Atirittabhojanam patikkhipami, khalupacchabhattikangam samadiyami.
Saya menolak untuk menerima makanan terlalu banyak, mempraktekkan sumpah untuk menolak makanan yang dipersembahkan belakangan. Sumpah ini gagal apabila bhikkhu itu melanjutkan makan setelah menolaknya.

TINGGAL DI DALAM SEBUAH HUTAN.
Gamantasenasanam patikkhipami, araññikangam samadiyami
Saya menolak sebuah tempat tinggal didalam sebuah kota atau desa, mempraktekkan sumpah untuk berdiam di dalam sebuah hutan. Sumpah ini gagal apabila bhikkhu itu berdiam di dalam sebuah kota atau kota sampai pagi menyingsing.

TINGGAL DI BAWAH SEBATANG POHON.
Channam patikkhipami, rukkhamulikangam samadiyami.
Saya menolak sebuah tempat tinggal dengan atap dan dinding tertutup, mempraktekkan sumpah untuk tinggal di bawah sebatang pohon. Sumpah ini gagal apabila bhikkhu itu berhenti untuk berbuat demikian.

TINGGAL DI SUATU TEMPAT TERBUKA
Channañca rukkhamulañca patikkhipami abbhokasikañgam samadiyami.
Saya menolak suatu tempat tinggal dengan atap dan dinding dan naungan sebatang pohon, mempraktekkan sumpah untuk tinggal di suatu tempat terbuka. Sumpah ini gagal apabila bhikkhu itu memasuki suatu tempat dengan atap dan dinding atau dibawah naungan sebatang pohon.

TINGGAL DI SUATU TANAH KUBURAN.
Asusanam patikkhipami, sosanikangam samadiyami.
Saya menolak tempat tinggal lain selain daripada suatu tanah-kuburan, mempraktekkan sumpah untuk tinggal disuatu tanah kuburan. Sumpah ini gagal apabila bhikkhu itu tinggal di tempat-tempat lain selain daripada tanah kuburan.

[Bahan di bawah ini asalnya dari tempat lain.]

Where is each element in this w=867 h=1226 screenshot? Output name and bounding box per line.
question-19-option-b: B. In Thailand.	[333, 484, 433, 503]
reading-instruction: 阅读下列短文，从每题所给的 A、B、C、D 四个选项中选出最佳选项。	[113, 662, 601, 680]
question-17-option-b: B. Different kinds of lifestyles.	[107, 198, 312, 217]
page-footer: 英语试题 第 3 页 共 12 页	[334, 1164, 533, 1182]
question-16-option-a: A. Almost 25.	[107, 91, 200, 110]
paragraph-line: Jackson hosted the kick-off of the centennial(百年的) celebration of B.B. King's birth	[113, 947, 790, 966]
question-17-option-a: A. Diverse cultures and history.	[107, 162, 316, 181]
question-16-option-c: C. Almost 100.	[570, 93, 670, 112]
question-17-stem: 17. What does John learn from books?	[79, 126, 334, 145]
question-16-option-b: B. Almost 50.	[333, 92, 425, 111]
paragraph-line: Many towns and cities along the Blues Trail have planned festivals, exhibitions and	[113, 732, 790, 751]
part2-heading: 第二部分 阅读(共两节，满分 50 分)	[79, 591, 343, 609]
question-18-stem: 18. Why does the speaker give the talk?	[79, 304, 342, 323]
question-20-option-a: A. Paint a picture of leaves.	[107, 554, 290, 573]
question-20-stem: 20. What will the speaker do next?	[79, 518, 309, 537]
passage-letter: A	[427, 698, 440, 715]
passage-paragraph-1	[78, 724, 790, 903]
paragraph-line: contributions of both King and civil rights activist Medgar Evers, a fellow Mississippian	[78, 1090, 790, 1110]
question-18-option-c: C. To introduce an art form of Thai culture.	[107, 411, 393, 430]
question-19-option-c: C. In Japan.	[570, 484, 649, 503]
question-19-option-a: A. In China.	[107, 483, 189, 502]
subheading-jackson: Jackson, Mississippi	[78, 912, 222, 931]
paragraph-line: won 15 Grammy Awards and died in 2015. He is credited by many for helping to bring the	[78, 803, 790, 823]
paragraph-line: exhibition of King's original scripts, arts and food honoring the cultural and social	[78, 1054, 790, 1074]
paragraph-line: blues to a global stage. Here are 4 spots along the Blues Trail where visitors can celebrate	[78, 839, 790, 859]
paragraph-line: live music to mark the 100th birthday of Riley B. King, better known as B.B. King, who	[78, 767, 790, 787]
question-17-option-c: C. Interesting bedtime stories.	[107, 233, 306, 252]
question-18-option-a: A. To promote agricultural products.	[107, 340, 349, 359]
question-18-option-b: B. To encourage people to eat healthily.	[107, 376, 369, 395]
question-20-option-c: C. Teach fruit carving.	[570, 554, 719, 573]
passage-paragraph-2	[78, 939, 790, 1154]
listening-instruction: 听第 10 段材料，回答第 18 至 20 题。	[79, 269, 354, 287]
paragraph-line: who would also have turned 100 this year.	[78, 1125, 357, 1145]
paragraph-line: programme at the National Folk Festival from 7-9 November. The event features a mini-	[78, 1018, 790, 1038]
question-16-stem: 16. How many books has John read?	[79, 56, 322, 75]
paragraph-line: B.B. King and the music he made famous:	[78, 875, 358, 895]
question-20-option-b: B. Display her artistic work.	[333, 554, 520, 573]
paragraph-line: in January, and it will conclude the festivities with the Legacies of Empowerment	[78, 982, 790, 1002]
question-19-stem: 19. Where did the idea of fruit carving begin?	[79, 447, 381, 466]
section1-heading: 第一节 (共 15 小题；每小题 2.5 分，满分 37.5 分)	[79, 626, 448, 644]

Tetapi menurut komentar Anguttara Nikaya, sumpah ini gagal apabila bhikkhu itu tidak pergi mengunjungi suatu tanah kuburan.

TINGGAL DITEMPAT APAPUN YANG DISEDIAKAN
Senasanaloluppam patikkhipami, yathasanthatikangam samadiyami.
Saya menolak untuk memilih suatu tempat tinggal tertentu, mempraktekkan sumpah untuk tinggal di tempat apapun yang disediakan. Sumpah ini gagal apabila bhikkhu itu memilih tempat tinggal (di dalam suatu vihara sendiri).

DUDUK.
Seyyam patikkhipami, nesajikangam samadiyami.
Saya menolak untuk berbaring, mempraktekkan sumpah untuk duduk. Sumpah ini gagal apabila bhikkhu itu berbaring.